Co-Scientist, a multi-agent AI system built on Gemini, was evaluated for structured hypothesis generation conditioned on researchers’ objectives and prior evidence. It generates demonstrably novel, experimentally testable hypotheses through continuous agent-based generation, critique, and refinement accelerated by scaling test-time compute. This could improve the novelty and rigor of hypothesis discovery for experimental validation in complex scientific domains.
Gottweis J, Weng WH, Daryin A et al. · Nature · (2026) · View on PubMed ↗
A modular multi-color fluorescence microscope for simultaneous tracking of cellular activity and behavior.
The authors developed and validated a modular multi-color epifluorescence microscope for simultaneous ratiometric tracking of cellular activity and behavior in moving animals. The system can be assembled from commercial parts in ~3 hours and supports calcium imaging in behaving C. elegans, with additional demonstrations including muscle dynamics in D. melanogaster larvae and dual-color tracking of inter-species interactions. This provides an accessible imaging platform for linking neural/cellular activity to behavior across model organisms.

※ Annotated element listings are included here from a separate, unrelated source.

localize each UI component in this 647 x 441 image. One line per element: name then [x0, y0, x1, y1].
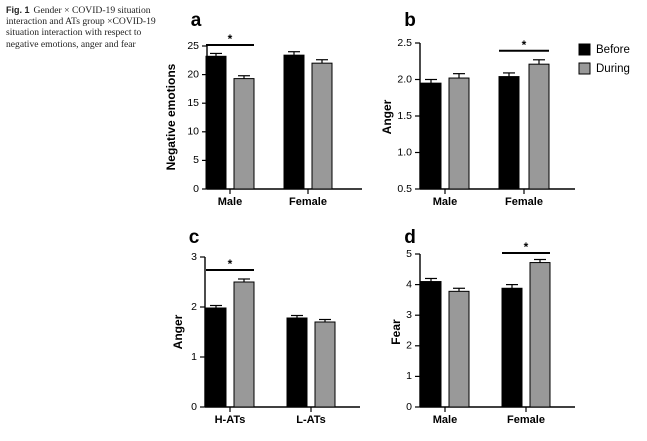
panel-b-y-tick-label: 1.5 — [397, 110, 412, 122]
panel-c-significance-marker: * — [228, 257, 233, 271]
panel-c-y-tick-label: 3 — [191, 251, 197, 263]
panel-b-y-tick-label: 1.0 — [397, 146, 412, 158]
panel-a-y-axis-label: Negative emotions — [164, 63, 178, 170]
panel-c-bar-h-ats-before — [205, 307, 227, 408]
panel-c-letter: c — [189, 227, 200, 248]
panel-a-bar-male-during — [233, 78, 255, 190]
panel-c-bar-h-ats-during — [233, 281, 255, 408]
panel-d-bar-male-before — [420, 281, 442, 408]
panel-c-category-label-h-ats: H-ATs — [215, 414, 246, 426]
panel-b-significance-marker: * — [522, 38, 527, 52]
panel-c-bar-l-ats-before — [286, 317, 308, 408]
panel-d-category-label-female: Female — [507, 414, 545, 426]
panel-c-y-axis-label: Anger — [171, 314, 185, 349]
panel-b-bar-female-during — [528, 63, 550, 190]
panel-d-y-tick-label: 2 — [406, 340, 412, 352]
panel-c-bar-l-ats-during — [314, 321, 336, 408]
panel-a-significance-marker: * — [228, 32, 233, 46]
figure-caption: Fig. 1 Gender × COVID-19 situation intera… — [6, 5, 164, 50]
panel-d-y-tick-label: 3 — [406, 309, 412, 321]
panel-a-y-tick-label: 10 — [187, 126, 199, 138]
panel-b-bar-male-before — [420, 82, 442, 190]
legend-swatch-before — [578, 43, 591, 56]
panel-c-category-label-l-ats: L-ATs — [296, 414, 326, 426]
legend-swatch-during — [578, 62, 591, 75]
panel-d-significance-marker: * — [524, 240, 529, 254]
panel-d-y-tick-label: 4 — [406, 278, 412, 290]
panel-a-y-tick-label: 20 — [187, 68, 199, 80]
panel-a-letter: a — [191, 10, 202, 31]
panel-b-y-tick-label: 2.0 — [397, 73, 412, 85]
panel-b-category-label-female: Female — [505, 196, 543, 208]
panel-d-y-tick-label: 0 — [406, 401, 412, 413]
panel-d-bar-male-during — [448, 290, 470, 408]
panel-a-category-label-female: Female — [289, 196, 327, 208]
panel-b-letter: b — [404, 10, 416, 31]
panel-b-y-tick-label: 0.5 — [397, 183, 412, 195]
panel-d-letter: d — [404, 227, 416, 248]
panel-d-y-tick-label: 1 — [406, 370, 412, 382]
panel-c-y-tick-label: 0 — [191, 401, 197, 413]
legend-label-during: During — [596, 63, 630, 75]
panel-d-y-tick-label: 5 — [406, 248, 412, 260]
panel-b-y-axis-label: Anger — [380, 99, 394, 134]
panel-a-y-tick-label: 0 — [193, 183, 199, 195]
panel-b-bar-male-during — [448, 77, 470, 190]
panel-c-y-tick-label: 2 — [191, 301, 197, 313]
panel-a-bar-female-before — [283, 54, 305, 190]
panel-a-bar-female-during — [311, 62, 333, 190]
panel-d-bar-female-during — [529, 262, 551, 408]
panel-a-y-tick-label: 5 — [193, 154, 199, 166]
legend-label-before: Before — [596, 44, 630, 56]
panel-b-bar-female-before — [498, 76, 520, 190]
panel-a-bar-male-before — [205, 55, 227, 190]
caption-text: Gender × COVID-19 situation interaction … — [6, 5, 156, 50]
panel-c-y-tick-label: 1 — [191, 351, 197, 363]
panel-b-y-tick-label: 2.5 — [397, 37, 412, 49]
panel-d-y-axis-label: Fear — [389, 319, 403, 345]
panel-d-category-label-male: Male — [433, 414, 457, 426]
panel-d-bar-female-before — [501, 287, 523, 408]
panel-a-y-tick-label: 15 — [187, 97, 199, 109]
panel-b-category-label-male: Male — [433, 196, 457, 208]
figure-label: Fig. 1 — [6, 5, 30, 15]
panel-a-category-label-male: Male — [218, 196, 242, 208]
panel-a-y-tick-label: 25 — [187, 40, 199, 52]
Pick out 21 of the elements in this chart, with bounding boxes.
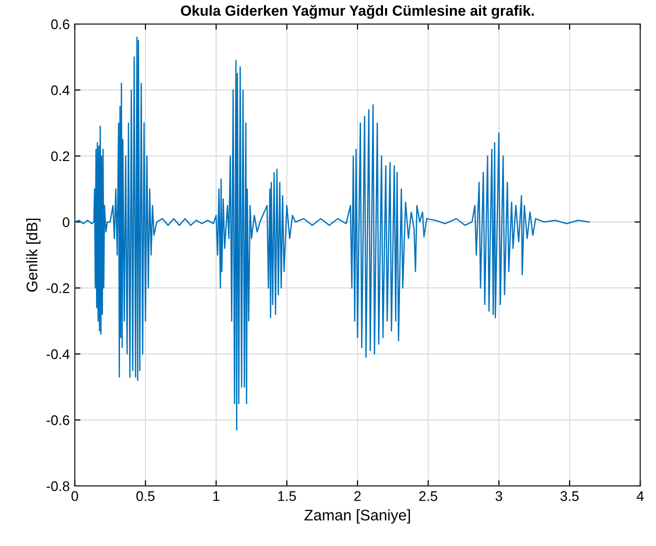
x-tick-label: 2 [354,491,361,501]
x-tick-label: 4 [636,491,644,501]
x-tick-label: 3 [496,491,502,502]
y-tick-label: -0.8 [46,481,70,492]
x-tick-label: 1.5 [278,491,296,502]
y-tick-label: 0.6 [51,19,70,30]
chart-title: Okula Giderken Yağmur Yağdı Cümlesine ait grafik. [180,4,534,19]
x-tick-label: 3.5 [560,491,579,502]
y-tick-label: -0.6 [46,415,70,426]
x-tick-label: 2.5 [419,491,438,502]
y-tick-label: -0.2 [46,283,70,294]
y-tick-label: 0 [62,217,70,228]
x-axis-title: Zaman [Saniye] [304,509,410,524]
x-tick-label: 1 [213,491,220,501]
y-tick-label: 0.2 [51,151,70,162]
y-tick-label: 0.4 [51,85,70,96]
y-tick-label: -0.4 [46,349,70,360]
x-tick-label: 0.5 [136,491,155,502]
y-axis-title: Genlik [dB] [26,218,40,292]
line-series [74,36,590,430]
x-tick-label: 0 [71,491,78,502]
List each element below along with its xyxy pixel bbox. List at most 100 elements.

Ramahefarivo E, Böger L, Saichol T et al. · Nature communications · (2026) · 2 citations · View on PubMed ↗ · Free PDF ↗
Mesenchymal stem cell-derived small extracellular vesicles suppress pyroptosis by delivering miR-125a-5p to improve acute kidney injury in sepsis.
In sepsis-induced acute kidney injury (S-AKI) models, the study tested whether mesenchymal stem cell-derived small extracellular vesicles (MSC-sEV) suppress pyroptosis by delivering a specific microRNA. Using small RNA sequencing, transcriptome profiling, luciferase reporter assays, and engineered gene editing, the authors found that MSC-sEV home to injured kidneys and deliver miR-125a-5p to inhibit pyroptosis and improve kidney injury outcomes (truncated). This positions miR-125a-5p–mediated pyroptosis suppression by MSC-sEV as a potential therapeutic mechanism for S-AKI in sepsis.
Chen F, Tang TT, Chen ZQ et al. · Cell death discovery · (2026) · View on PubMed ↗
Identification of unannotated microproteins involved in endothelial cell homeostasis, dysfunction and vascular disease.
This proteo-genomic study used endothelial cell-specific RiboTag RNA-sequencing combined with mass spectrometry to identify unannotated microproteins (miPs) translated from small open reading frames in mouse and human endothelial cells under homeostatic and inflammatory conditions. The authors identified 2,739 murine endothelial miPs and characterized how miP expression changes with inflammation, linking specific miPs to endothelial dysfunction and vascular disease pathways. The work expands the endothelial “microproteome” and provides candidate miPs for mechanistic studies and potential biomarkers/therapeutic targets in cardiovascular disease.
Siragusa M, Graumann J, Kuenne C et al. · Cardiovascular research · (2026) · View on PubMed ↗
Generated automatically on May 21, 2026 from PubMed’s trending articles. Summaries are AI-generated; always consult the original publication for clinical or research decisions.